Machete shrugged. “You heard the man. Baxter, move him.”
The rifle barrel swung to William. He shied left. The bullet grazed his shoulder, burning across his flesh.
“That’s it.”
The rifle shot again, but he was already moving. He smashed the knuckles of his right hand into Machete’s throat, hooking his foot with his right as the man fell, swiped the weapon from his fingers, rammed his elbow into the Edger to his left, and hurled the machete at Baxter. The knife hit the shooter between the eyes. The blow wasn’t hard enough to kill, but the oversized blade cut at the man’s scalp.
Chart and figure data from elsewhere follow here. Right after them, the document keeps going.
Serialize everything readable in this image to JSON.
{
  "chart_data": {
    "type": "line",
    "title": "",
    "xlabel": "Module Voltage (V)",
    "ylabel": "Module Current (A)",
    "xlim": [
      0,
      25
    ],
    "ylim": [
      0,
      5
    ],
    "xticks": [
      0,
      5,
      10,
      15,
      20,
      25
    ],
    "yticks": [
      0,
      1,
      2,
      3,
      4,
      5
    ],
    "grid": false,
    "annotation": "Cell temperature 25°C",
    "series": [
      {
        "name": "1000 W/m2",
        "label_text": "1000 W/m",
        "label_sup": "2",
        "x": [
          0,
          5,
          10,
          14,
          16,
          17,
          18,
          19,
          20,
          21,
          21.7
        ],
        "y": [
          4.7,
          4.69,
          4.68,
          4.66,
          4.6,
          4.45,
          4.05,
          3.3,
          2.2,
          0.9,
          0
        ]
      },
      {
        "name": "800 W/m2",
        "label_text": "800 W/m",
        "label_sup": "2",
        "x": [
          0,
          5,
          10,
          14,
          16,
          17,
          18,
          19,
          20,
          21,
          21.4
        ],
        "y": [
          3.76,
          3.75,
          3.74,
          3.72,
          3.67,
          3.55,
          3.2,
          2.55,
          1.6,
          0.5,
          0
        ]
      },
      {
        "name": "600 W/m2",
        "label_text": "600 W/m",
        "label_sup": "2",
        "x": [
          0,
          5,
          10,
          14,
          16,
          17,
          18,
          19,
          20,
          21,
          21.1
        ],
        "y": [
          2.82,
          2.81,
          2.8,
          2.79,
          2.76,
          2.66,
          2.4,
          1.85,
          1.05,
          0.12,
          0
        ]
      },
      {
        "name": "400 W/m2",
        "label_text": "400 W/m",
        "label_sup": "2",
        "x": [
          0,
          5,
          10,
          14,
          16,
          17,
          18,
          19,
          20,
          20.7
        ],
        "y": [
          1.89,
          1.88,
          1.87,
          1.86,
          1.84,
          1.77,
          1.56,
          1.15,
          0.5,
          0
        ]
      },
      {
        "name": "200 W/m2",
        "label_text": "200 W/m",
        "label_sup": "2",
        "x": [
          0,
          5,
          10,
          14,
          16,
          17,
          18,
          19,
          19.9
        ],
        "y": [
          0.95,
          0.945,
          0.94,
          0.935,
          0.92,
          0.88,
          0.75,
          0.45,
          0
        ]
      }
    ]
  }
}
Blood poured into Baxter’s eyes. He screamed. As William broke the arm of the Edger to his right, he saw the rifleman take off into the brush.
William lost himself to the flurry of punches and kicks. Bones crunched, people howled, someone’s blood wet his knuckles. It went fast and was over too quickly. He tossed the last man at Cerise, just for the fun of it. She reached out and very carefully popped the Edger on the head with the hilt of her sword. He went down.
William strode to her.
That’s how it’s done. Drink it in.
She surveyed the carnage behind him. “Did you have fun?”
He showed her his teeth. “Yes. Now they won’t take you anywhere.”
Cerise stepped closer to him, so close he only needed to lean in and dip his head and he would kiss her. Since he saved her, maybe he could just grab her and—
“That was the stupidest thing you have done since I’ve met you,” she ground out through her teeth.